A RAG eval harness measures two layers:

  • Retrieval quality. Does the right chunk show up in the top-k? Precision@k answers this; it's the first metric you should instrument.
  • Answer quality. Is the generated answer grounded in the retrieved chunks? Does it actually address the question? Faithfulness and answer-relevancy answer these; in practice they often use an LLM-as-judge to score.

This lesson builds both layers — the harness you'll use every time you change retrieval weights, swap embedding models, or rewrite a prompt. It composes Lesson 4's retrieve() and Lesson 5's groundedAnswer() into a measurable pipeline.

Not every eval needs a judge model.
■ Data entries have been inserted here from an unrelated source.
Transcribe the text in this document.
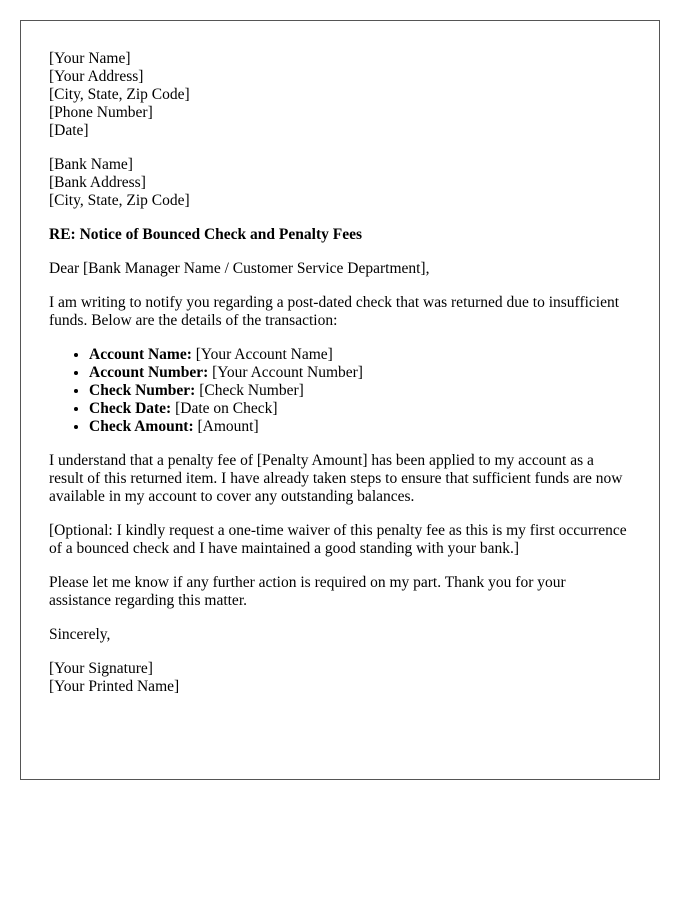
[Your Name]
[Your Address]
[City, State, Zip Code]
[Phone Number]
[Date]
[Bank Name]
[Bank Address]
[City, State, Zip Code]
RE: Notice of Bounced Check and Penalty Fees

Dear [Bank Manager Name / Customer Service Department],

I am writing to notify you regarding a post-dated check that was returned due to insufficient funds. Below are the details of the transaction:

• Account Name: [Your Account Name]
• Account Number: [Your Account Number]
• Check Number: [Check Number]
• Check Date: [Date on Check]
• Check Amount: [Amount]

I understand that a penalty fee of [Penalty Amount] has been applied to my account as a result of this returned item. I have already taken steps to ensure that sufficient funds are now available in my account to cover any outstanding balances.

[Optional: I kindly request a one-time waiver of this penalty fee as this is my first occurrence of a bounced check and I have maintained a good standing with your bank.]

Please let me know if any further action is required on my part. Thank you for your assistance regarding this matter.

Sincerely,

[Your Signature]
[Your Printed Name]
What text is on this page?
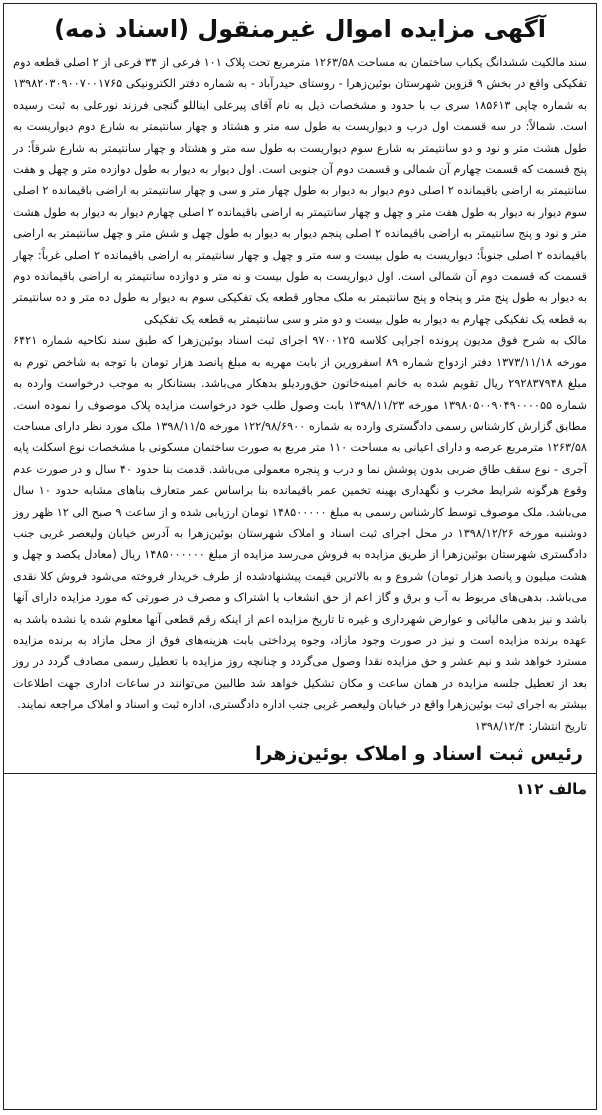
آگهی مزایده اموال غیرمنقول (اسناد ذمه)

سند مالکیت ششدانگ یکباب ساختمان به مساحت ۱۲۶۳/۵۸ مترمربع تحت پلاک ۱۰۱ فرعی از ۳۴ فرعی از ۲ اصلی قطعه دوم تفکیکی واقع در بخش ۹ قزوین شهرستان بوئین‌زهرا - روستای حیدرآباد - به شماره دفتر الکترونیکی ۱۳۹۸۲۰۳۰۹۰۰۷۰۰۱۷۶۵ به شماره چاپی ۱۸۵۶۱۳ سری ب با حدود و مشخصات ذیل به نام آقای پیرعلی ایناللو گنجی فرزند نورعلی به ثبت رسیده است. شمالاً: در سه قسمت اول درب و دیواریست به طول سه متر و هشتاد و چهار سانتیمتر به شارع دوم دیواریست به طول هشت متر و نود و دو سانتیمتر به شارع سوم دیواریست به طول سه متر و هشتاد و چهار سانتیمتر به شارع شرقاً: در پنج قسمت که قسمت چهارم آن شمالی و قسمت دوم آن جنوبی است. اول دیوار به دیوار به طول دوازده متر و چهل و هفت سانتیمتر به اراضی باقیمانده ۲ اصلی دوم دیوار به دیوار به طول چهار متر و سی و چهار سانتیمتر به اراضی باقیمانده ۲ اصلی سوم دیوار به دیوار به طول هفت متر و چهل و چهار سانتیمتر به اراضی باقیمانده ۲ اصلی چهارم دیوار به دیوار به طول هشت متر و نود و پنج سانتیمتر به اراضی باقیمانده ۲ اصلی پنجم دیوار به دیوار به طول چهل و شش متر و چهل سانتیمتر به اراضی باقیمانده ۲ اصلی جنوباً: دیواریست به طول بیست و سه متر و چهل و چهار سانتیمتر به اراضی باقیمانده ۲ اصلی غرباً: چهار قسمت که قسمت دوم آن شمالی است. اول دیواریست به طول بیست و نه متر و دوازده سانتیمتر به اراضی باقیمانده دوم به دیوار به طول پنج متر و پنجاه و پنج سانتیمتر به ملک مجاور قطعه یک تفکیکی سوم به دیوار به طول ده متر و ده سانتیمتر به قطعه یک تفکیکی چهارم به دیوار به طول بیست و دو متر و سی سانتیمتر به قطعه یک تفکیکی

مالک به شرح فوق مدیون پرونده اجرایی کلاسه ۹۷۰۰۱۲۵ اجرای ثبت اسناد بوئین‌زهرا که طبق سند نکاحیه شماره ۶۴۲۱ مورخه ۱۳۷۳/۱۱/۱۸ دفتر ازدواج شماره ۸۹ اسفرورین از بابت مهریه به مبلغ پانصد هزار تومان با توجه به شاخص تورم به مبلغ ۲۹۲۸۳۷۹۴۸ ریال تقویم شده به خانم امینه‌خاتون حق‌وردیلو بدهکار می‌باشد. بستانکار به موجب درخواست وارده به شماره ۱۳۹۸۰۵۰۰۹۰۴۹۰۰۰۰۵۵ مورخه ۱۳۹۸/۱۱/۲۳ بابت وصول طلب خود درخواست مزایده پلاک موصوف را نموده است. مطابق گزارش کارشناس رسمی دادگستری وارده به شماره ۱۲۲/۹۸/۶۹۰۰ مورخه ۱۳۹۸/۱۱/۵ ملک مورد نظر دارای مساحت ۱۲۶۳/۵۸ مترمربع عرصه و دارای اعیانی به مساحت ۱۱۰ متر مربع به صورت ساختمان مسکونی با مشخصات نوع اسکلت پایه آجری - نوع سقف طاق ضربی بدون پوشش نما و درب و پنجره معمولی می‌باشد. قدمت بنا حدود ۴۰ سال و در صورت عدم وقوع هرگونه شرایط مخرب و نگهداری بهینه تخمین عمر باقیمانده بنا براساس عمر متعارف بناهای مشابه حدود ۱۰ سال می‌باشد. ملک موصوف توسط کارشناس رسمی به مبلغ ۱۴۸۵۰۰۰۰۰ تومان ارزیابی شده و از ساعت ۹ صبح الی ۱۲ ظهر روز دوشنبه مورخه ۱۳۹۸/۱۲/۲۶ در محل اجرای ثبت اسناد و املاک شهرستان بوئین‌زهرا به آدرس خیابان ولیعصر غربی جنب دادگستری شهرستان بوئین‌زهرا از طریق مزایده به فروش می‌رسد مزایده از مبلغ ۱۴۸۵۰۰۰۰۰۰ ریال (معادل یکصد و چهل و هشت میلیون و پانصد هزار تومان) شروع و به بالاترین قیمت پیشنهادشده از طرف خریدار فروخته می‌شود فروش کلا نقدی می‌باشد. بدهی‌های مربوط به آب و برق و گاز اعم از حق انشعاب یا اشتراک و مصرف در صورتی که مورد مزایده دارای آنها باشد و نیز بدهی مالیاتی و عوارض شهرداری و غیره تا تاریخ مزایده اعم از اینکه رقم قطعی آنها معلوم شده یا نشده باشد به عهده برنده مزایده است و نیز در صورت وجود مازاد، وجوه پرداختی بابت هزینه‌های فوق از محل مازاد به برنده مزایده مسترد خواهد شد و نیم عشر و حق مزایده نقدا وصول می‌گردد و چنانچه روز مزایده با تعطیل رسمی مصادف گردد در روز بعد از تعطیل جلسه مزایده در همان ساعت و مکان تشکیل خواهد شد طالبین می‌توانند در ساعات اداری جهت اطلاعات بیشتر به اجرای ثبت بوئین‌زهرا واقع در خیابان ولیعصر غربی جنب اداره دادگستری، اداره ثبت و اسناد و املاک مراجعه نمایند.

تاریخ انتشار: ۱۳۹۸/۱۲/۴

رئیس ثبت اسناد و املاک بوئین‌زهرا
مالف ۱۱۲
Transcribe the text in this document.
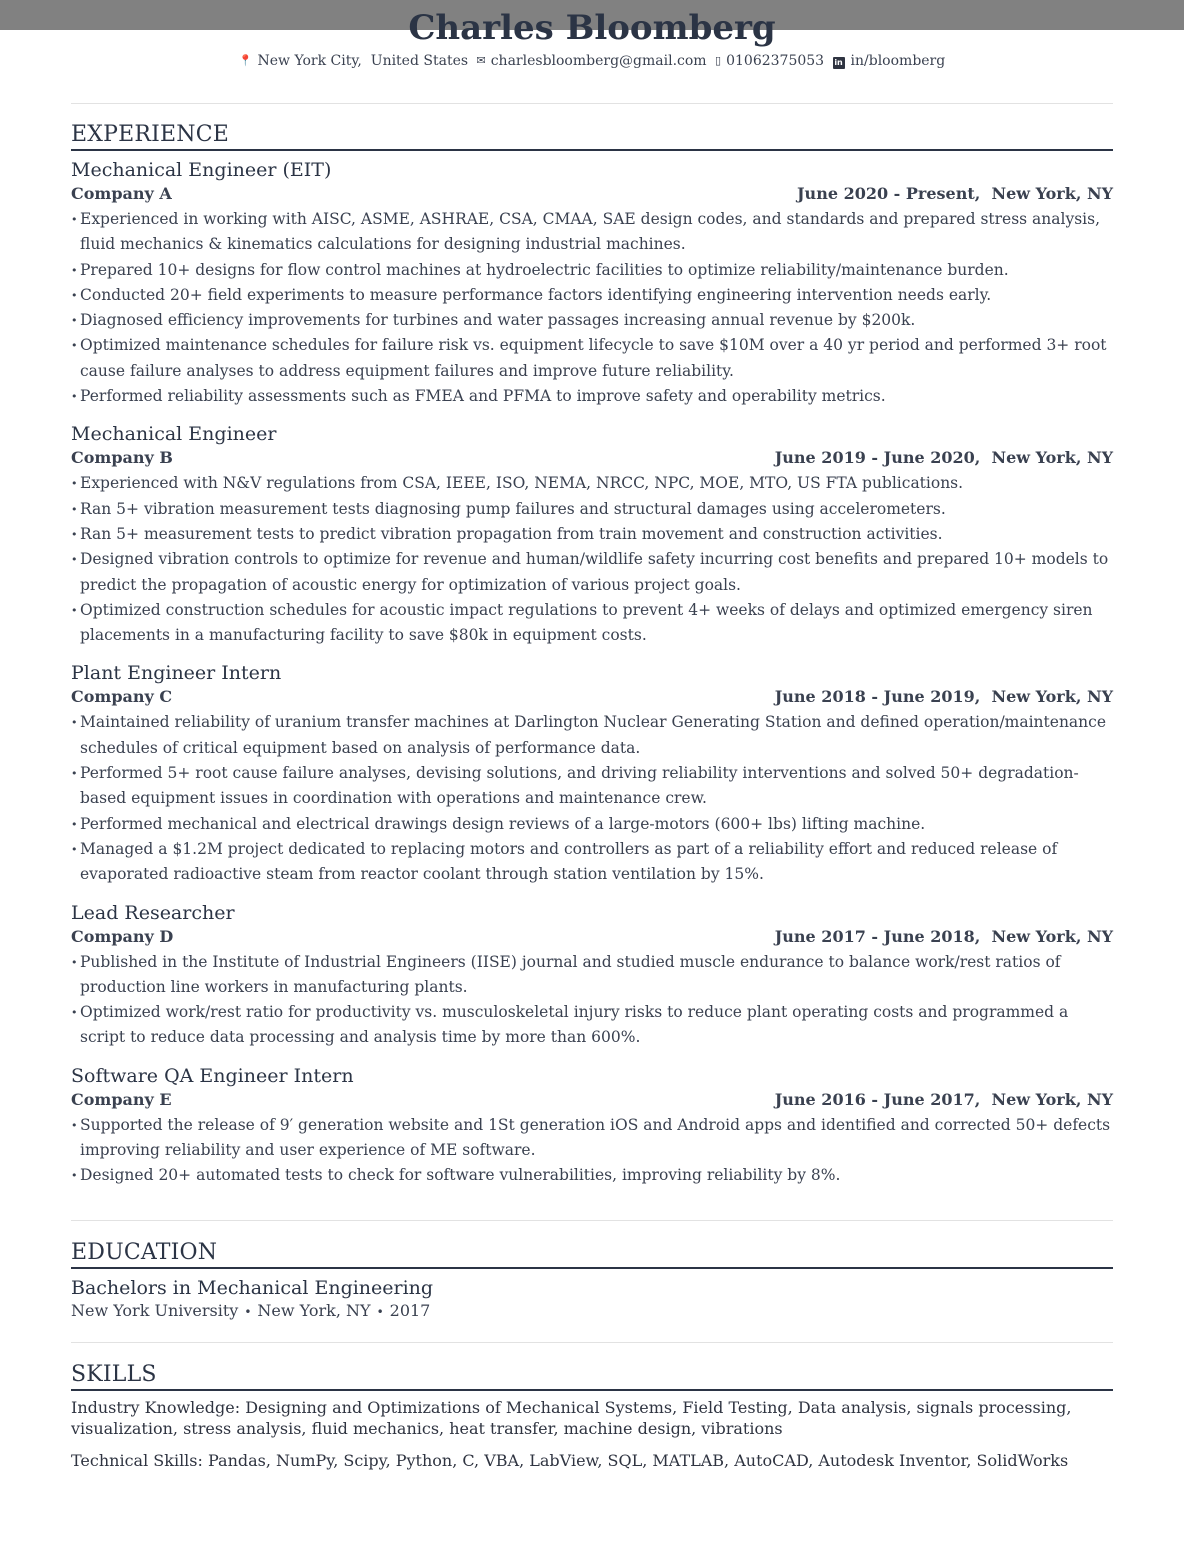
Charles Bloomberg
📍 New York City, United States ✉ charlesbloomberg@gmail.com ▯ 01062375053 in in/bloomberg
EXPERIENCE
Mechanical Engineer (EIT)
Company A	June 2020 - Present,  New York, NY
• Experienced in working with AISC, ASME, ASHRAE, CSA, CMAA, SAE design codes, and standards and prepared stress analysis, fluid mechanics & kinematics calculations for designing industrial machines.
• Prepared 10+ designs for flow control machines at hydroelectric facilities to optimize reliability/maintenance burden.
• Conducted 20+ field experiments to measure performance factors identifying engineering intervention needs early.
• Diagnosed efficiency improvements for turbines and water passages increasing annual revenue by $200k.
• Optimized maintenance schedules for failure risk vs. equipment lifecycle to save $10M over a 40 yr period and performed 3+ root cause failure analyses to address equipment failures and improve future reliability.
• Performed reliability assessments such as FMEA and PFMA to improve safety and operability metrics.
Mechanical Engineer
Company B	June 2019 - June 2020,  New York, NY
• Experienced with N&V regulations from CSA, IEEE, ISO, NEMA, NRCC, NPC, MOE, MTO, US FTA publications.
• Ran 5+ vibration measurement tests diagnosing pump failures and structural damages using accelerometers.
• Ran 5+ measurement tests to predict vibration propagation from train movement and construction activities.
• Designed vibration controls to optimize for revenue and human/wildlife safety incurring cost benefits and prepared 10+ models to predict the propagation of acoustic energy for optimization of various project goals.
• Optimized construction schedules for acoustic impact regulations to prevent 4+ weeks of delays and optimized emergency siren placements in a manufacturing facility to save $80k in equipment costs.
Plant Engineer Intern
Company C	June 2018 - June 2019,  New York, NY
• Maintained reliability of uranium transfer machines at Darlington Nuclear Generating Station and defined operation/maintenance schedules of critical equipment based on analysis of performance data.
• Performed 5+ root cause failure analyses, devising solutions, and driving reliability interventions and solved 50+ degradation-based equipment issues in coordination with operations and maintenance crew.
• Performed mechanical and electrical drawings design reviews of a large-motors (600+ lbs) lifting machine.
• Managed a $1.2M project dedicated to replacing motors and controllers as part of a reliability effort and reduced release of evaporated radioactive steam from reactor coolant through station ventilation by 15%.
Lead Researcher
Company D	June 2017 - June 2018,  New York, NY
• Published in the Institute of Industrial Engineers (IISE) journal and studied muscle endurance to balance work/rest ratios of production line workers in manufacturing plants.
• Optimized work/rest ratio for productivity vs. musculoskeletal injury risks to reduce plant operating costs and programmed a script to reduce data processing and analysis time by more than 600%.
Software QA Engineer Intern
Company E	June 2016 - June 2017,  New York, NY
• Supported the release of 9′ generation website and 1St generation iOS and Android apps and identified and corrected 50+ defects improving reliability and user experience of ME software.
• Designed 20+ automated tests to check for software vulnerabilities, improving reliability by 8%.
EDUCATION
Bachelors in Mechanical Engineering
New York University • New York, NY • 2017
SKILLS
Industry Knowledge: Designing and Optimizations of Mechanical Systems, Field Testing, Data analysis, signals processing, visualization, stress analysis, fluid mechanics, heat transfer, machine design, vibrations
Technical Skills: Pandas, NumPy, Scipy, Python, C, VBA, LabView, SQL, MATLAB, AutoCAD, Autodesk Inventor, SolidWorks
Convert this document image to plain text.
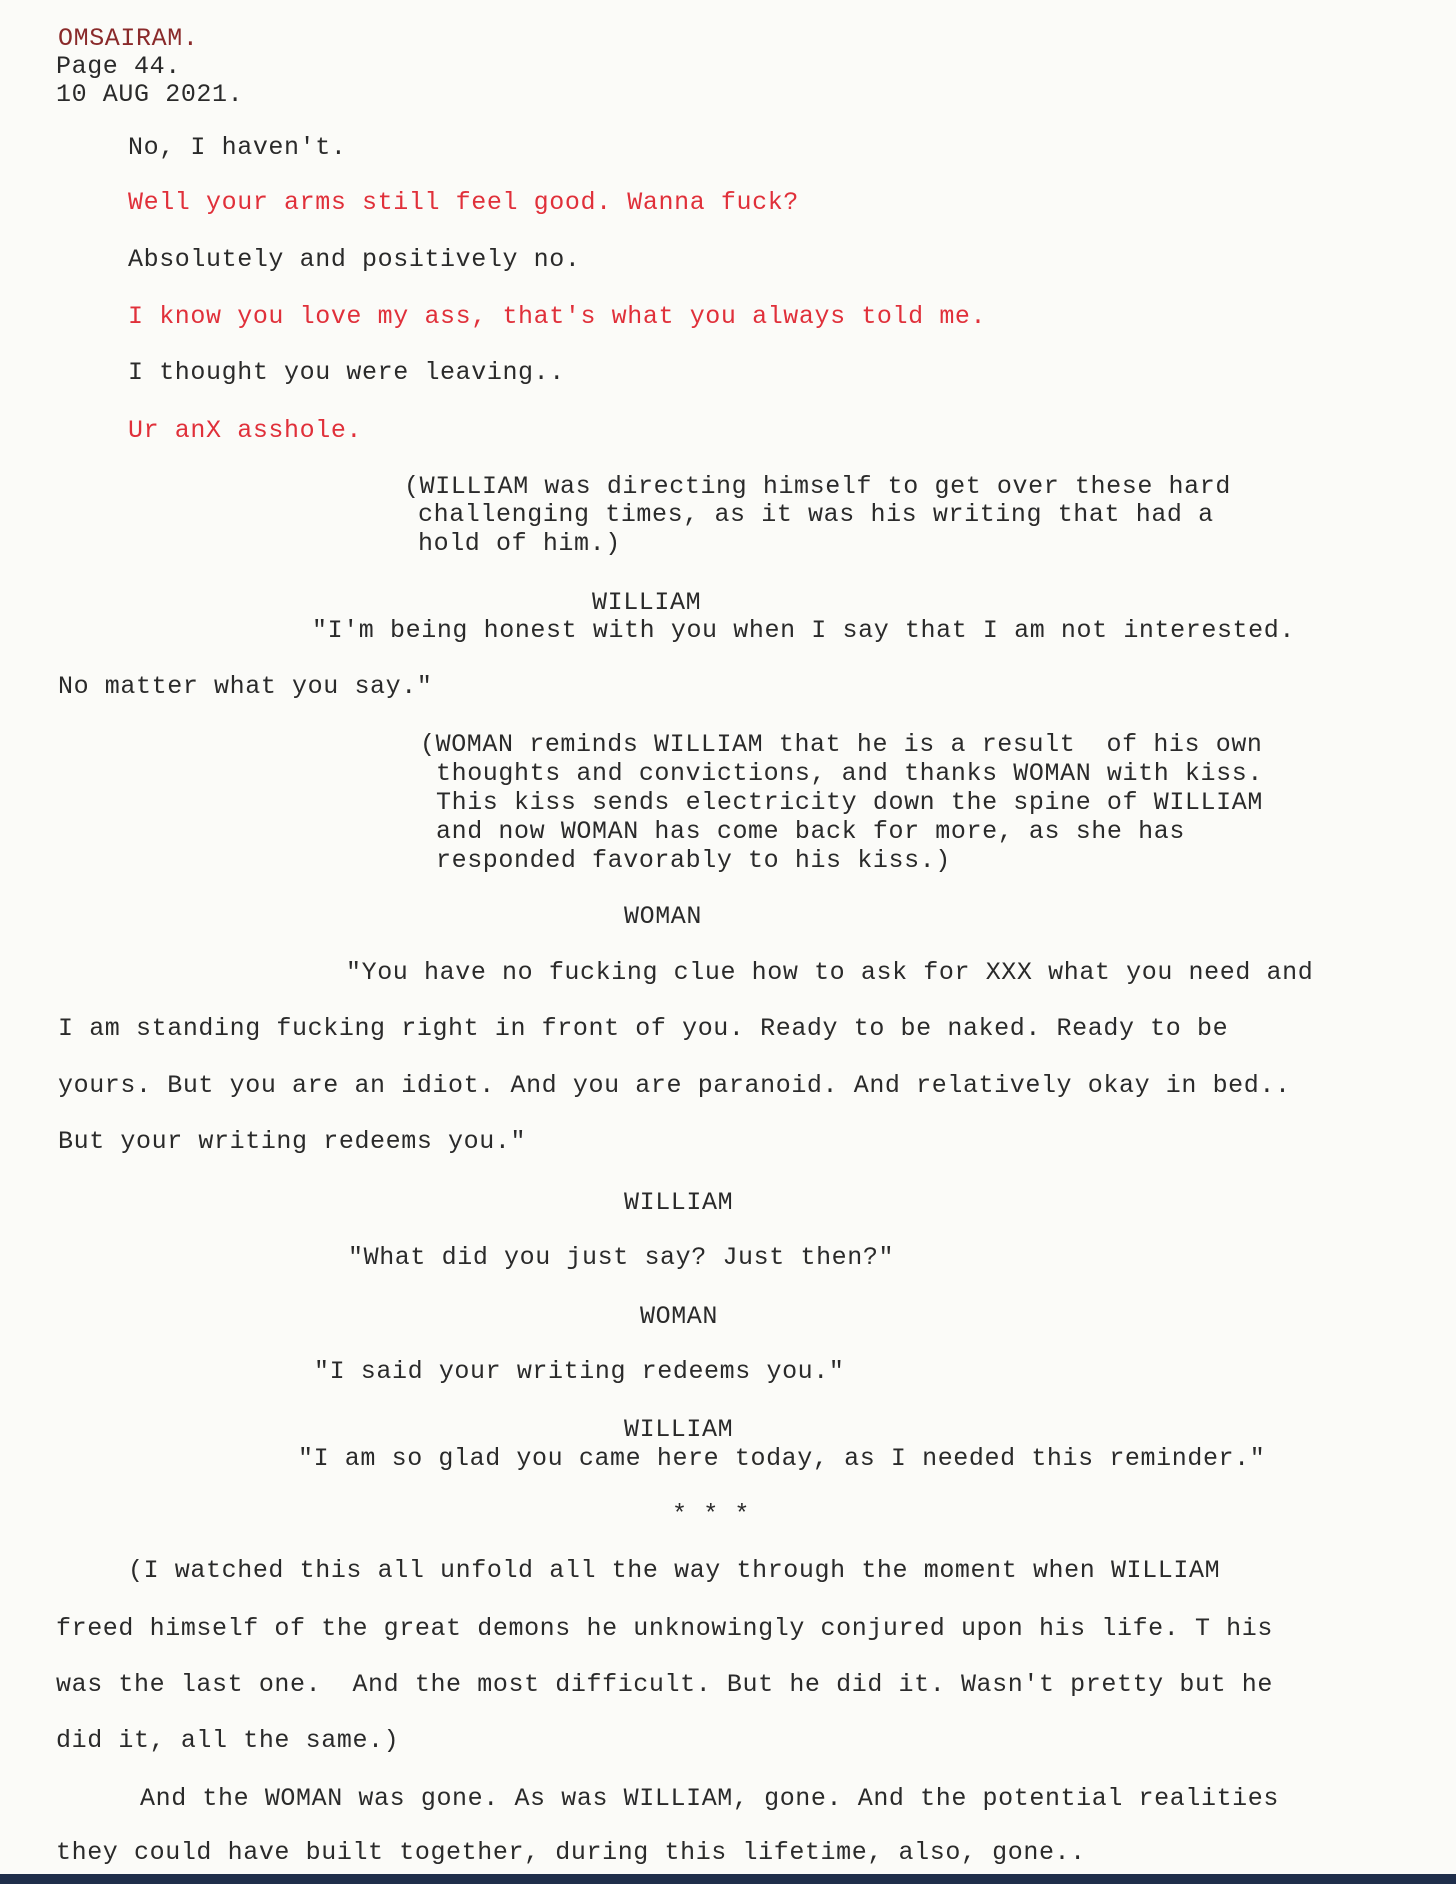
OMSAIRAM.
Page 44.
10 AUG 2021.
No, I haven't.
Well your arms still feel good. Wanna fuck?
Absolutely and positively no.
I know you love my ass, that's what you always told me.
I thought you were leaving..
Ur anX asshole.
(WILLIAM was directing himself to get over these hard
challenging times, as it was his writing that had a
hold of him.)
WILLIAM
"I'm being honest with you when I say that I am not interested.
No matter what you say."
(WOMAN reminds WILLIAM that he is a result  of his own
thoughts and convictions, and thanks WOMAN with kiss.
This kiss sends electricity down the spine of WILLIAM
and now WOMAN has come back for more, as she has
responded favorably to his kiss.)
WOMAN
"You have no fucking clue how to ask for XXX what you need and
I am standing fucking right in front of you. Ready to be naked. Ready to be
yours. But you are an idiot. And you are paranoid. And relatively okay in bed..
But your writing redeems you."
WILLIAM
"What did you just say? Just then?"
WOMAN
"I said your writing redeems you."
WILLIAM
"I am so glad you came here today, as I needed this reminder."
* * *
(I watched this all unfold all the way through the moment when WILLIAM
freed himself of the great demons he unknowingly conjured upon his life. T his
was the last one.  And the most difficult. But he did it. Wasn't pretty but he
did it, all the same.)
And the WOMAN was gone. As was WILLIAM, gone. And the potential realities
they could have built together, during this lifetime, also, gone..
Mature AI teams usually separate:

  • Deterministic checks. Schema validity, refusal regexes, citation substring checks, exact-match or contains assertions, latency budgets.
  • Model-graded checks. Faithfulness, answer relevance, completeness, harmfulness, or nuanced factuality.

And they separate:

  • Outcome metrics. Did the final answer meet the bar?
  • Process metrics. Did retrieval return zero chunks, did the model refuse, how many claims were cited, how long did the request take?
You change the dense/lex fusion weight in your hybrid retriever from 0.7/0.3 to 0.5/0.5. Three users report the bot feels 'smarter' that afternoon. Should you merge the change?